Todo eso se acabó aquel fatídico día en el que apareció Chaikovski. Para Claudia era un sacrilegio pasar la composición del maestro a las vulgares y prosaicas notas de la trompeta. No sabía que Mariano lo podría hacer de forma genial. Cerró los oídos cuando él interpretó la danza de los cuatro cisnes mezclando humor y gracia a la ejecución. Ella se tapó las orejas diciendo que era un sacrilegio, pero los demás se contagiaron del ánimo fogoso y vital de la pieza, querían comenzar a interpretar y dejar que la improvisación fuera construyendo esa hermosa melodía, sin embargo, era imprescindible la autorización de Claudia. Ella se negó y con su actitud los dejó fríos. Hasta Artemio se vio en una encrucijada, ya que no podía dejar que una melodía acabara con su amor platónico para siempre. No hubo forma de convencerla. Mariano se encaprichó con su obra y tuvo que luchar contra sí mismo. No logró derrotarse porque cada encuentro en la cama terminaba al pie de ese montículo frustrado. Comenzaba a convencer a Claudia, pero ella era categórica.  Lo hacía a causa de su propia naturaleza. No podía permitirlo, durante la infancia y la adolescencia sus profesores de canto se lo habían dicho. Sabía distinguir lo que le pertenecía a la voz y lo que se les permitía a los instrumentos. No fue capaz de ceder y Mariano sintió fango en sus pies. Se fue manchando del barro que lo haría caer en un abismo sin fin. Claudia no pudo convencerlo, él aceptaba sus argumentos y seguía escapándose en otras piezas. Una noche se ahogó en una oleada de hiel y se puso a improvisar en medio del escenario, los demás creyeron que ya lo había acordado en secreto con su amante y dieron rienda suelta a la interpretación. La gente se quedó pasmada porque reconocían la pieza clásica y ésta les parecía mejor, más contemporánea, más burda e irrespetuosa como la vida misma. Aplaudieron mientras Claudia abandonaba el escenario apretando con sus dedos el cigarrillo. No fue ella quien desapareció para siempre esa noche, sino Mariano a quien nadie vio en el momento de su partida. Cegado por la demencia, furia y la falta de solidaridad de su vocalista y amante, se fue a dar un paseo sólo. Claudia lo esperó toda la noche y la siguiente. Mariano nunca se había ausentado. Un mal presagio llenó los estómagos de los componentes del grupo. Llamaron a la policía, buscaron por todos los rincones de la ciudad y Mariano no apareció.
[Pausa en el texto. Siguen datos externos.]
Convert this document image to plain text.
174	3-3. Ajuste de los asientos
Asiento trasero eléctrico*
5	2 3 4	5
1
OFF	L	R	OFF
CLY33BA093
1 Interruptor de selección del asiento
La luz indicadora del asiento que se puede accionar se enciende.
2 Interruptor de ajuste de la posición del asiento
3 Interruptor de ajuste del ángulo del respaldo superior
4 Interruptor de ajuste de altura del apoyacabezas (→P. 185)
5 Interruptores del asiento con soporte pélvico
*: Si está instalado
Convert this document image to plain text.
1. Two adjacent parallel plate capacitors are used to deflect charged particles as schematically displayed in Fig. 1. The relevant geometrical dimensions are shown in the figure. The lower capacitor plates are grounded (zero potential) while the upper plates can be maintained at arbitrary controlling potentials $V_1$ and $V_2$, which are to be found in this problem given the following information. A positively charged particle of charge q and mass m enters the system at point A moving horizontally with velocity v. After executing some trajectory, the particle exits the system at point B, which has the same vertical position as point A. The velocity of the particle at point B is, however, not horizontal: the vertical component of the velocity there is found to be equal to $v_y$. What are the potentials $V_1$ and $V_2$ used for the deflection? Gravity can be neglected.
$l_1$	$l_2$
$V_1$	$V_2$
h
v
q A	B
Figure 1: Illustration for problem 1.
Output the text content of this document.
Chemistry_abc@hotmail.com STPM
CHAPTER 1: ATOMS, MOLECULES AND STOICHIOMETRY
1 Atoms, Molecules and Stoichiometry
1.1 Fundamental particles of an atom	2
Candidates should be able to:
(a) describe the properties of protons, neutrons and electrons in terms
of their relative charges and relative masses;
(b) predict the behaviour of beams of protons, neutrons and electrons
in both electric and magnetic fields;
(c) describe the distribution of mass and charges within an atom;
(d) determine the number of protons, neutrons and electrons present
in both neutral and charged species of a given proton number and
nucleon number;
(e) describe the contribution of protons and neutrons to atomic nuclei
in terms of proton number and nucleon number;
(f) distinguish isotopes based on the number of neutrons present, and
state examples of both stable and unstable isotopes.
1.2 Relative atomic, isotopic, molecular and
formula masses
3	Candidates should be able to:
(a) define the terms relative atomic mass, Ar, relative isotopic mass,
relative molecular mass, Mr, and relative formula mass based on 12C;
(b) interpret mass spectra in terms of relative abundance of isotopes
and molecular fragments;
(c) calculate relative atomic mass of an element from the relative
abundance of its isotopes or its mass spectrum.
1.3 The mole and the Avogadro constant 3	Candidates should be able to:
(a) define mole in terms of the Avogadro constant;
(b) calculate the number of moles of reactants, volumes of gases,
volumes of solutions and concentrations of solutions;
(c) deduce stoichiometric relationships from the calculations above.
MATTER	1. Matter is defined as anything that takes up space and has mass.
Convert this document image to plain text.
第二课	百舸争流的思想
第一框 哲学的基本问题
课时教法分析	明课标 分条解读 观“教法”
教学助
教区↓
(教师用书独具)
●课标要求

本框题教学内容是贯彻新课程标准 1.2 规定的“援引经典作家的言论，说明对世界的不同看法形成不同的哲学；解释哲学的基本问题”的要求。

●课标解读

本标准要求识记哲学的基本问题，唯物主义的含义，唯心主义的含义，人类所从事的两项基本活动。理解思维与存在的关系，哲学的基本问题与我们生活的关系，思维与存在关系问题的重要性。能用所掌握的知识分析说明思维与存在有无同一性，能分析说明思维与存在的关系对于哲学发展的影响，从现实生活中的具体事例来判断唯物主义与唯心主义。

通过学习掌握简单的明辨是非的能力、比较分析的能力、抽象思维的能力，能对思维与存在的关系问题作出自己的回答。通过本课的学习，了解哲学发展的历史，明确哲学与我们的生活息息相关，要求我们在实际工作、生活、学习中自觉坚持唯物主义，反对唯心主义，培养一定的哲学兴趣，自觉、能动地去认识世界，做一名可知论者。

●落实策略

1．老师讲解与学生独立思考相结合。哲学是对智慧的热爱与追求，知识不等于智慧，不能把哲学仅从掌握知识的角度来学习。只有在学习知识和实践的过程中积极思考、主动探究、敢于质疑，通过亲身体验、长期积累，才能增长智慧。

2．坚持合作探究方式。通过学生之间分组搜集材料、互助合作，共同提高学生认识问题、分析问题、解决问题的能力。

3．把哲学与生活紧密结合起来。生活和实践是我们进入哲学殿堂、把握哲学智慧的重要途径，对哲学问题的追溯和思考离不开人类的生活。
Hoy, después de veinte años de aquel suceso he vuelto porque el grupo se ha reunido de nuevo y van a interpretar la pieza. Mire, aquí está en el programa. Se llama así, ¿lo ve? Bueno, ya han salido al escenario. ¡Cómo han cambiado! Oiga ¿será posible que Claudia no se haya refugiado en Artemio? ¿Qué cosa? ¿Usted no sabe nada de ellos? Está bien, ya me voy a callar. Ah, esa pieza la conozco. Ahí está el hombre de la gabardina, la lluvia caerá pronto, las calles son grises…

2 comentarios:

  1. ¡Qué prosa tan exquisita, Juan Cristóbal, y qué tema tan cautivante!
    Me recuerda a "El Perseguidor" de Cortázar.
    Cordial saludo.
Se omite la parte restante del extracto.